Belgian Prime Minister Herman Van Rompuy reportedly has the backing of France and Germany for the European Union presidency, expected to be decided during a meeting of the organization's leaders Thursday, EUobserver.com reported. Also to be decided is a new European Union foreign policy position at the meeting in Brussels.
Five years ago, Van Rompuy spoke against Turkey joining the EU, saying it would dilute Europe's Christian values and heritage, The Daily Telegraph reported Thursday.
"Turkey is not a part of Europe and will never be part of Europe," he said in a 2004 speech. "The universal values which are in force in Europe, and which are fundamental values of Christianity, will lose vigor with the entry of a large Islamic country such as Turkey."
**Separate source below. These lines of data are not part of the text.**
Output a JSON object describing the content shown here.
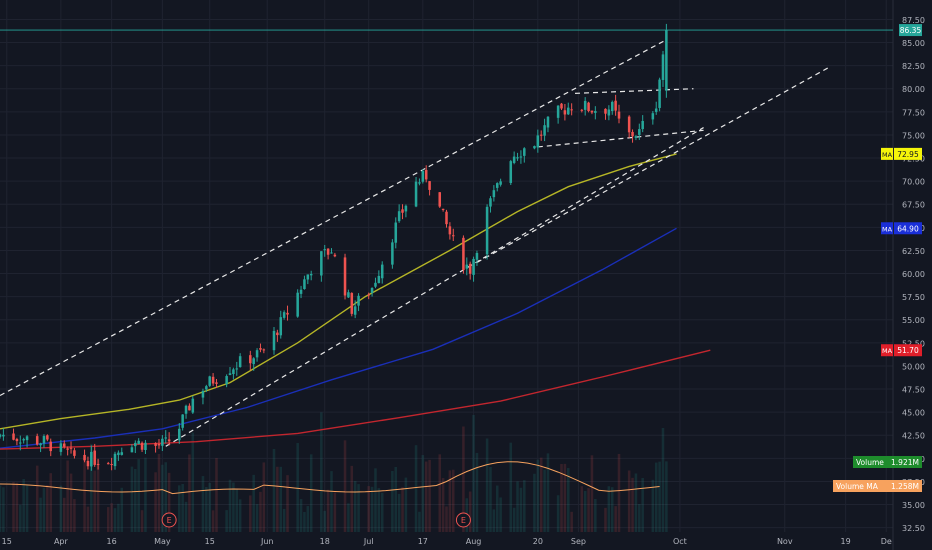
{
  "chart_data": {
    "type": "candlestick",
    "price_axis": {
      "ticks": [
        "32.50",
        "35.00",
        "37.50",
        "40.00",
        "42.50",
        "45.00",
        "47.50",
        "50.00",
        "52.50",
        "55.00",
        "57.50",
        "60.00",
        "62.50",
        "65.00",
        "67.50",
        "70.00",
        "72.50",
        "75.00",
        "77.50",
        "80.00",
        "82.50",
        "85.00",
        "87.50"
      ],
      "range": [
        31.0,
        88.5
      ]
    },
    "time_axis": {
      "labels": [
        "15",
        "Apr",
        "16",
        "May",
        "15",
        "Jun",
        "18",
        "Jul",
        "17",
        "Aug",
        "20",
        "Sep",
        "Oct",
        "Nov",
        "19",
        "De"
      ],
      "label_days": [
        -16,
        0,
        15,
        30,
        44,
        61,
        78,
        91,
        107,
        122,
        141,
        153,
        183,
        214,
        232,
        244
      ],
      "range_days": [
        -18,
        246
      ]
    },
    "last_price": {
      "label": "86.35",
      "value": 86.35,
      "color": "#26a69a"
    },
    "moving_averages": [
      {
        "badge": "MA",
        "value_label": "72.95",
        "end_value": 72.95,
        "color": "#b5b526",
        "badge_bg": "#f5f50a",
        "badge_fg": "#131722",
        "points": [
          [
            -18,
            43.2
          ],
          [
            0,
            44.3
          ],
          [
            20,
            45.3
          ],
          [
            35,
            46.3
          ],
          [
            50,
            48.2
          ],
          [
            70,
            52.5
          ],
          [
            90,
            57.5
          ],
          [
            115,
            62.5
          ],
          [
            135,
            66.7
          ],
          [
            150,
            69.4
          ],
          [
            168,
            71.6
          ],
          [
            182,
            72.95
          ]
        ]
      },
      {
        "badge": "MA",
        "value_label": "64.90",
        "end_value": 64.9,
        "color": "#1a2fb8",
        "badge_bg": "#1a2fd8",
        "badge_fg": "#ffffff",
        "points": [
          [
            -18,
            41.1
          ],
          [
            10,
            42.2
          ],
          [
            30,
            43.2
          ],
          [
            55,
            45.5
          ],
          [
            80,
            48.5
          ],
          [
            110,
            51.8
          ],
          [
            135,
            55.7
          ],
          [
            160,
            60.4
          ],
          [
            182,
            64.9
          ]
        ]
      },
      {
        "badge": "MA",
        "value_label": "51.70",
        "end_value": 51.7,
        "color": "#c2262e",
        "badge_bg": "#e01f2a",
        "badge_fg": "#ffffff",
        "points": [
          [
            -18,
            41.0
          ],
          [
            10,
            41.3
          ],
          [
            40,
            41.8
          ],
          [
            70,
            42.7
          ],
          [
            100,
            44.4
          ],
          [
            130,
            46.2
          ],
          [
            160,
            48.8
          ],
          [
            192,
            51.7
          ]
        ]
      }
    ],
    "trendlines": [
      {
        "from": [
          -18,
          46.8
        ],
        "to": [
          179,
          85.3
        ]
      },
      {
        "from": [
          31,
          41.3
        ],
        "to": [
          190,
          75.8
        ]
      },
      {
        "from": [
          123,
          61.2
        ],
        "to": [
          227,
          82.3
        ]
      },
      {
        "from": [
          141,
          73.7
        ],
        "to": [
          190,
          75.5
        ]
      },
      {
        "from": [
          152,
          79.5
        ],
        "to": [
          187,
          80.0
        ]
      }
    ],
    "volume_labels": [
      {
        "text": "Volume",
        "value": "1.921M",
        "bg": "#1e8c2c"
      },
      {
        "text": "Volume MA",
        "value": "1.258M",
        "bg": "#f7a25e"
      }
    ],
    "earnings_markers": [
      {
        "label": "E",
        "day": 32
      },
      {
        "label": "E",
        "day": 119
      }
    ]
  }
}
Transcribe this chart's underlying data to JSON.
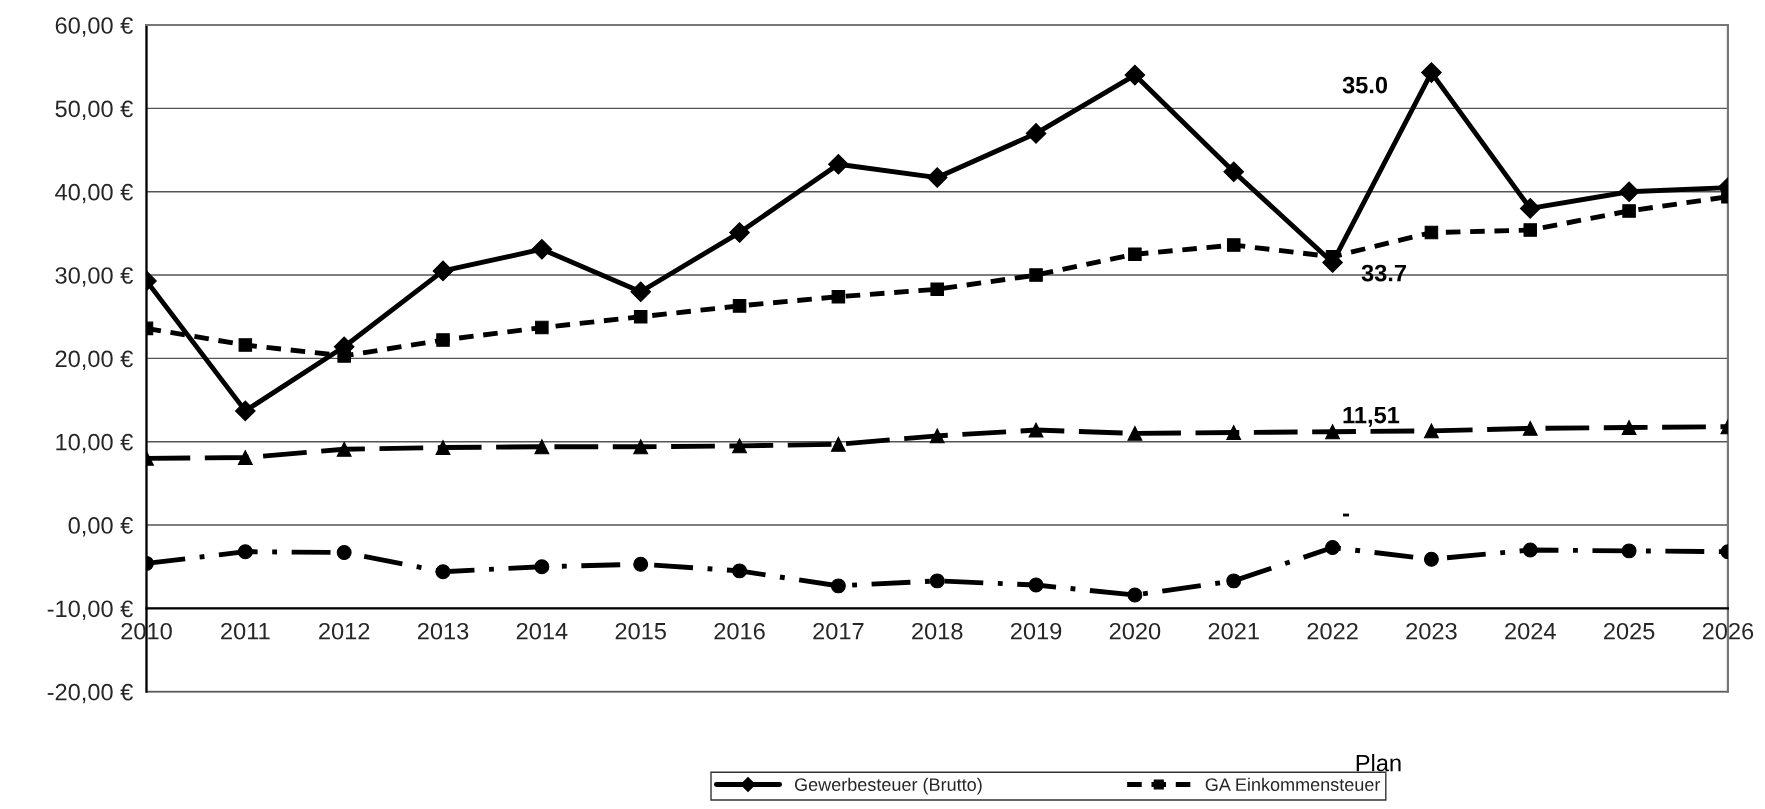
{
  "chart_data": {
    "type": "line",
    "categories": [
      "2010",
      "2011",
      "2012",
      "2013",
      "2014",
      "2015",
      "2016",
      "2017",
      "2018",
      "2019",
      "2020",
      "2021",
      "2022",
      "2023",
      "2024",
      "2025",
      "2026"
    ],
    "series": [
      {
        "name": "Gewerbesteuer (Brutto)",
        "color": "#000000",
        "marker": "diamond",
        "line_style": "solid",
        "values": [
          29.3,
          13.7,
          21.4,
          30.5,
          33.1,
          28.0,
          35.1,
          43.3,
          41.7,
          47.0,
          54.0,
          42.4,
          31.5,
          54.3,
          38.0,
          40.0,
          40.5
        ]
      },
      {
        "name": "GA Einkommensteuer",
        "color": "#000000",
        "marker": "square",
        "line_style": "dotted",
        "values": [
          23.6,
          21.6,
          20.3,
          22.2,
          23.7,
          25.0,
          26.3,
          27.4,
          28.3,
          30.0,
          32.5,
          33.6,
          32.2,
          35.1,
          35.4,
          37.7,
          39.4
        ]
      },
      {
        "color": "#000000",
        "marker": "triangle",
        "line_style": "dashed",
        "values": [
          8.0,
          8.1,
          9.1,
          9.3,
          9.4,
          9.4,
          9.5,
          9.7,
          10.7,
          11.4,
          11.0,
          11.1,
          11.2,
          11.3,
          11.6,
          11.7,
          11.8
        ]
      },
      {
        "color": "#000000",
        "marker": "circle",
        "line_style": "dashdot",
        "values": [
          -4.6,
          -3.2,
          -3.3,
          -5.6,
          -5.0,
          -4.7,
          -5.5,
          -7.3,
          -6.7,
          -7.2,
          -8.4,
          -6.7,
          -2.7,
          -4.1,
          -3.0,
          -3.1,
          -3.2
        ]
      }
    ],
    "ylim": [
      -20,
      60
    ],
    "yticks": [
      {
        "value": -20,
        "label": "-20,00 €"
      },
      {
        "value": -10,
        "label": "-10,00 €"
      },
      {
        "value": 0,
        "label": "0,00 €"
      },
      {
        "value": 10,
        "label": "10,00 €"
      },
      {
        "value": 20,
        "label": "20,00 €"
      },
      {
        "value": 30,
        "label": "30,00 €"
      },
      {
        "value": 40,
        "label": "40,00 €"
      },
      {
        "value": 50,
        "label": "50,00 €"
      },
      {
        "value": 60,
        "label": "60,00 €"
      }
    ],
    "grid": "y",
    "legend": "bottom",
    "annotations": [
      "35.0",
      "33.7",
      "11,51",
      "-",
      "Plan"
    ]
  }
}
His views have earned support from Vlaams Belang, the far-right Flemish anti-immigrant party in Belgium, the British newspaper said.
"We are entirely in agreement with Van Rompuy over this question and are convinced he will defend this point of view as president of the EU," said Vlaams Belang leader Filip Dewinter. "It is for this reason we openly support him."
Belgian officials confirmed to EUobserver the speech was made, but said the comments were spoken when Van Rompuy was in the opposition.
Anticipating that Britain -- which opposes Van Rompuy as an EU presidential candidate and which favors Turkey's admission to the organization -- would jump on his years-old remarks, one official said, "Things that are said in opposition ... are different from what you find yourself saying when in government."